Finding a Behavioral Health Provider through Your Private Insurance

Have you had trouble finding an in-network behavioral health provider for your loved one through your private insurance?

Here at MCF we hear stories about tremendous barriers families face including:

  • Online provider directories that are inaccurate or out of date. They fail to note that a provider is not taking new patients, or is no longer taking a certain insurance plan, or has moved. This results in repeated phone attempts to identify a provider that can help.
  • Potential providers have lengthy waiting lists, which makes it difficult to find help, especially during a crisis.
  • Potential providers are located too far away from your home, which adds stress and time to your busy lives, especially when your family is struggling.

These problems can be especially true when looking for a child and adolescent therapist and psychiatrist.

You do have rights and there are many resources—you just need a bit of information and then understand how to apply it to your family. First of all, you should know that you are not alone if you are having difficulty finding providers. Because this impacts so many people, Maryland has put in place network adequacy requirements for private insurers. Please be aware that these requirements do not apply to certain plans, including federal and state employee plans. Check with your Human Resources Department for information about your plan.

Here are some of the specific requirements that can help your family.
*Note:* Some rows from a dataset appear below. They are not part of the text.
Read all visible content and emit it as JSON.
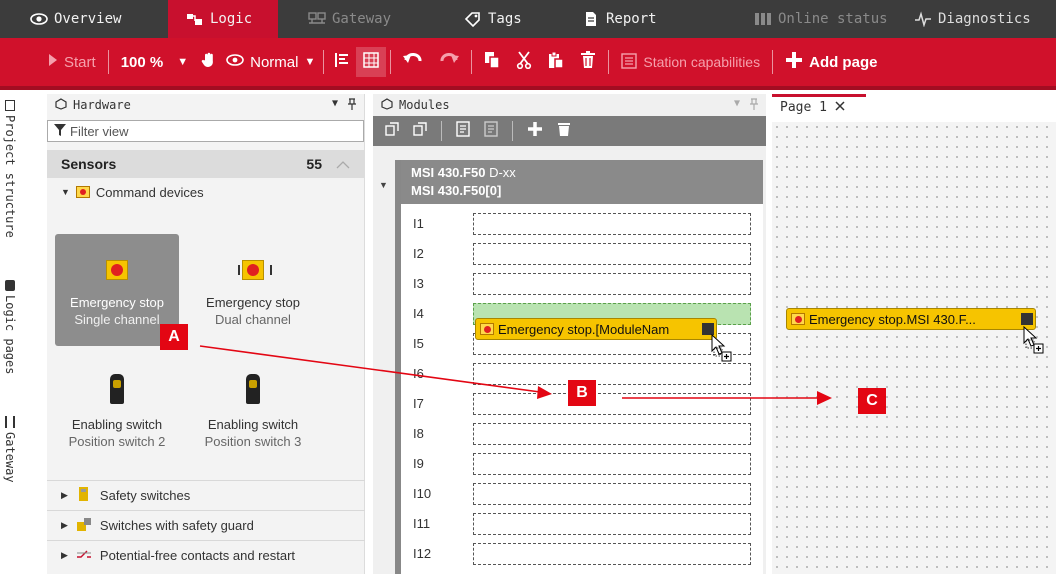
{
  "tabs": [
    {
      "label": "Overview",
      "icon": "eye-icon"
    },
    {
      "label": "Logic",
      "icon": "logic-icon"
    },
    {
      "label": "Gateway",
      "icon": "gateway-icon"
    },
    {
      "label": "Tags",
      "icon": "tag-icon"
    },
    {
      "label": "Report",
      "icon": "document-icon"
    },
    {
      "label": "Online status",
      "icon": "online-status-icon"
    },
    {
      "label": "Diagnostics",
      "icon": "pulse-icon"
    }
  ],
  "active_tab": "Logic",
  "toolbar": {
    "start": "Start",
    "zoom": "100 %",
    "mode": "Normal",
    "station_capabilities": "Station capabilities",
    "add_page": "Add page"
  },
  "vsidebar": [
    {
      "label": "Project structure",
      "icon": "project-icon"
    },
    {
      "label": "Logic pages",
      "icon": "logic-pages-icon"
    },
    {
      "label": "Gateway",
      "icon": "gateway-icon"
    }
  ],
  "hardware": {
    "title": "Hardware",
    "filter_placeholder": "Filter view",
    "group": {
      "label": "Sensors",
      "count": "55"
    },
    "subgroup": "Command devices",
    "tiles": [
      {
        "line1": "Emergency stop",
        "line2": "Single channel",
        "icon": "emergency-stop-icon",
        "selected": true
      },
      {
        "line1": "Emergency stop",
        "line2": "Dual channel",
        "icon": "emergency-stop-dual-icon",
        "selected": false
      },
      {
        "line1": "Enabling switch",
        "line2": "Position switch 2",
        "icon": "enabling-switch-icon",
        "selected": false
      },
      {
        "line1": "Enabling switch",
        "line2": "Position switch 3",
        "icon": "enabling-switch-icon",
        "selected": false
      }
    ],
    "tree": [
      {
        "label": "Safety switches",
        "icon": "safety-switch-icon"
      },
      {
        "label": "Switches with safety guard",
        "icon": "safety-guard-icon"
      },
      {
        "label": "Potential-free contacts and restart",
        "icon": "contact-icon"
      }
    ]
  },
  "modules": {
    "title": "Modules",
    "module_name": "MSI 430.F50",
    "module_suffix": "D-xx",
    "module_id": "MSI 430.F50[0]",
    "inputs": [
      "I1",
      "I2",
      "I3",
      "I4",
      "I5",
      "I6",
      "I7",
      "I8",
      "I9",
      "I10",
      "I11",
      "I12"
    ],
    "chip_label": "Emergency stop.[ModuleNam"
  },
  "page": {
    "tab_label": "Page 1",
    "chip_label": "Emergency stop.MSI 430.F..."
  },
  "annotations": {
    "a": "A",
    "b": "B",
    "c": "C"
  },
  "colors": {
    "brand_red": "#c8102e",
    "toolbar_red": "#d0112b",
    "chip_yellow": "#f6c400",
    "arrow_red": "#e30613"
  }
}
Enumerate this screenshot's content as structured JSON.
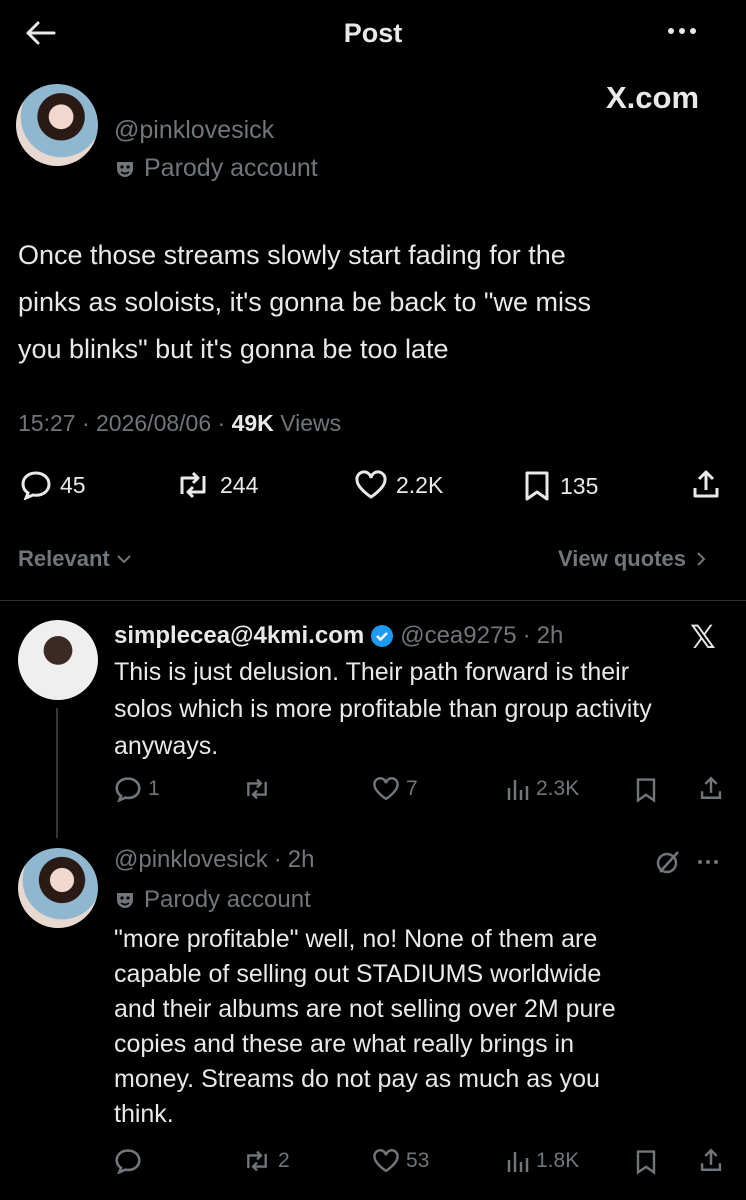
{
  "header": {
    "title": "Post",
    "watermark": "X.com"
  },
  "main_post": {
    "handle": "@pinklovesick",
    "parody_label": "Parody account",
    "text_lines": [
      "Once those streams slowly start fading for the",
      "pinks as soloists, it's gonna be back to \"we miss",
      "you blinks\" but it's gonna be too late"
    ],
    "time": "15:27",
    "date": "2026/08/06",
    "views_count": "49K",
    "views_label": "Views",
    "sep": "·",
    "replies": "45",
    "reposts": "244",
    "likes": "2.2K",
    "bookmarks": "135"
  },
  "filter": {
    "sort_label": "Relevant",
    "quotes_label": "View quotes"
  },
  "reply1": {
    "name": "simplecea@4kmi.com",
    "handle": "@cea9275",
    "time": "2h",
    "text_lines": [
      "This is just delusion. Their path forward is their",
      "solos which is more profitable than group activity",
      "anyways."
    ],
    "replies": "1",
    "likes": "7",
    "views": "2.3K"
  },
  "reply2": {
    "handle": "@pinklovesick",
    "time": "2h",
    "parody_label": "Parody account",
    "text_lines": [
      "\"more profitable\" well, no! None of them are",
      "capable of selling out STADIUMS worldwide",
      "and their albums are not selling over 2M pure",
      "copies and these are what really brings in",
      "money. Streams do not pay as much as you",
      "think."
    ],
    "reposts": "2",
    "likes": "53",
    "views": "1.8K"
  },
  "colors": {
    "background": "#000000",
    "text": "#e7e9ea",
    "muted": "#71767b",
    "verified": "#1d9bf0"
  }
}
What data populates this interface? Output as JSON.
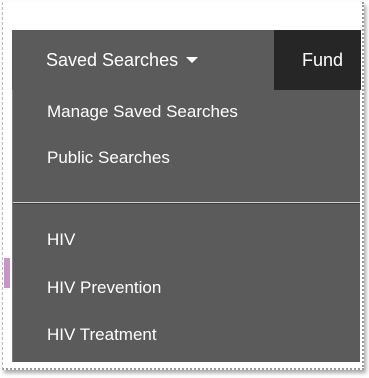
{
  "nav": {
    "saved_searches_label": "Saved Searches",
    "next_item_label": "Fund"
  },
  "menu": {
    "items": [
      {
        "label": "Manage Saved Searches"
      },
      {
        "label": "Public Searches"
      },
      {
        "label": "HIV"
      },
      {
        "label": "HIV Prevention"
      },
      {
        "label": "HIV Treatment"
      }
    ]
  },
  "colors": {
    "navbar": "#262626",
    "menu_background": "#5b5b5b",
    "text": "#ffffff"
  }
}
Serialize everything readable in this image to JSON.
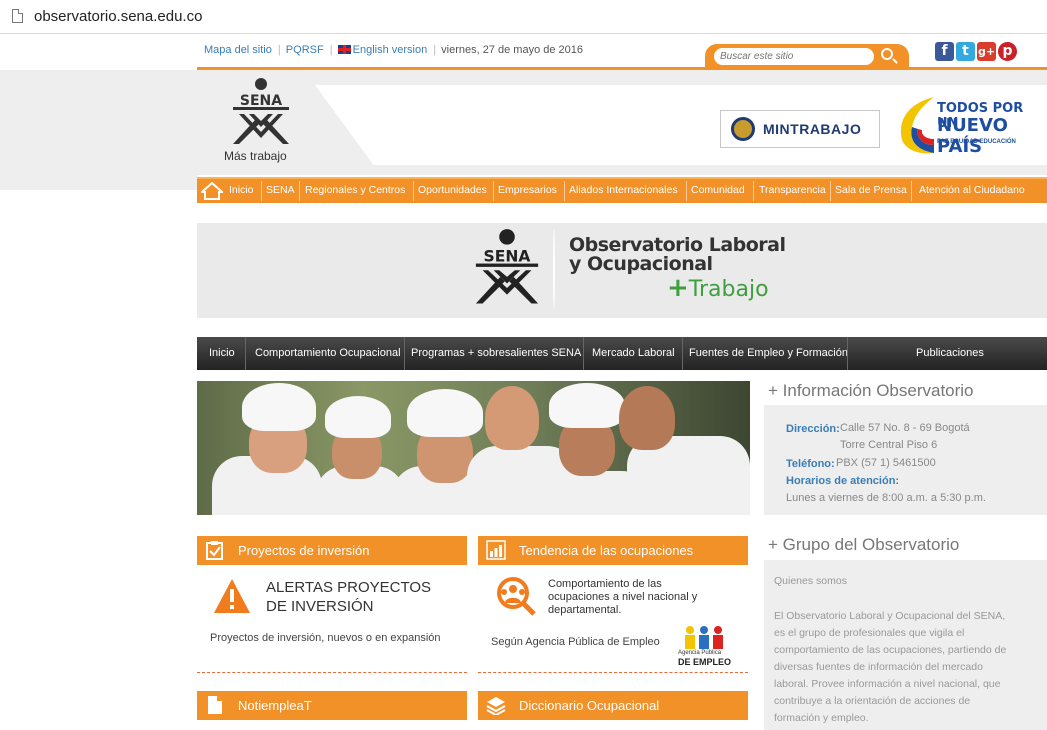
{
  "browser": {
    "url": "observatorio.sena.edu.co"
  },
  "topbar": {
    "mapa": "Mapa del sitio",
    "pqrsf": "PQRSF",
    "english": "English version",
    "date": "viernes, 27 de mayo de 2016",
    "search_placeholder": "Buscar este sitio",
    "social": [
      "f",
      "t",
      "g+",
      "p"
    ]
  },
  "header": {
    "sena": "SENA",
    "mas_trabajo": "Más trabajo",
    "mintrabajo": "MINTRABAJO",
    "todos_1": "TODOS POR UN",
    "todos_2": "NUEVO PAÍS",
    "todos_3": "PAZ  EQUIDAD  EDUCACIÓN"
  },
  "nav1": [
    "Inicio",
    "SENA",
    "Regionales y Centros",
    "Oportunidades",
    "Empresarios",
    "Aliados Internacionales",
    "Comunidad",
    "Transparencia",
    "Sala de Prensa",
    "Atención al Ciudadano"
  ],
  "banner": {
    "line1": "Observatorio Laboral",
    "line2": "y Ocupacional",
    "plus": "+",
    "trabajo": "Trabajo"
  },
  "nav2": [
    "Inicio",
    "Comportamiento Ocupacional",
    "Programas + sobresalientes SENA",
    "Mercado Laboral",
    "Fuentes de Empleo y Formación",
    "Publicaciones"
  ],
  "info": {
    "title": "+ Información Observatorio",
    "dir_label": "Dirección:",
    "dir_1": "Calle 57 No. 8 - 69 Bogotá",
    "dir_2": "Torre Central Piso 6",
    "tel_label": "Teléfono:",
    "tel": "PBX (57 1) 5461500",
    "hor_label": "Horarios de atención:",
    "hor": "Lunes a viernes de 8:00 a.m. a 5:30 p.m."
  },
  "grupo": {
    "title": "+ Grupo del Observatorio",
    "quienes": "Quienes somos",
    "lines": [
      "El Observatorio Laboral y Ocupacional del SENA,",
      "es el grupo de profesionales que vigila el",
      "comportamiento de las ocupaciones, partiendo de",
      "diversas fuentes de información del mercado",
      "laboral. Provee información a nivel nacional, que",
      "contribuye a la orientación de acciones de",
      "formación y empleo."
    ]
  },
  "proyectos": {
    "bar": "Proyectos de inversión",
    "alert_1": "ALERTAS PROYECTOS",
    "alert_2": "DE INVERSIÓN",
    "desc": "Proyectos de inversión, nuevos o en expansión"
  },
  "tendencia": {
    "bar": "Tendencia de las ocupaciones",
    "l1": "Comportamiento de las",
    "l2": "ocupaciones a nivel nacional y",
    "l3": "departamental.",
    "agencia": "Según Agencia Pública de Empleo",
    "logo_small": "Agencia Pública",
    "logo_big": "DE EMPLEO"
  },
  "notiempleat": {
    "bar": "NotiempleaT"
  },
  "diccionario": {
    "bar": "Diccionario Ocupacional"
  }
}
  1. Insurers are required to offer you an appointment to a mental health or substance use provider within 10 days of the request. This includes psychiatrists.
  2. In urban areas the provider must be within 10 miles of the consumer, in suburban areas within 25 miles, and in rural areas within 60 miles.
  3. If private insurers cannot comply, they must allow a consumer to go out-of-network. If you are in an HMO, this must be at no additional cost to you. If you are not in an HMO, the insurer only needs to pay the out-of-network provider the amount that they would pay to an in-network provider. Then the provider can “balance bill” the patient who must pay the difference between what the provider charges and the amount that the insurance company reimburses the provider. This difference can be significant. As a solution, sometimes the insurer will enter into a “single case agreement” with a specific provider and negotiate a more reasonable rate (minus the patient’s co-payment). Ask your insurance company or provider if they are willing to help with this.

If your insurance company is in violation of any of these requirements, you should immediately report this to the Maryland Insurance Administration and the Health Education and Advocacy Unit of the Attorney General’s Office. Resources to file a complaint:

  • This short video, Your Rights When Your Insurer or HMO Says No, walks you through the process.
  • For specific information about how to file a complaint with the Maryland Insurance Administration, go here
  • For specific information about how to file a complaint with the Health Education and Advocacy Unit of the Attorney General’s Office, go here

Know your family’s rights, and advocate for them! Filing a complaint not only helps you, it alerts state agencies to existence of problems that are impacting others and the potential need for greater oversight.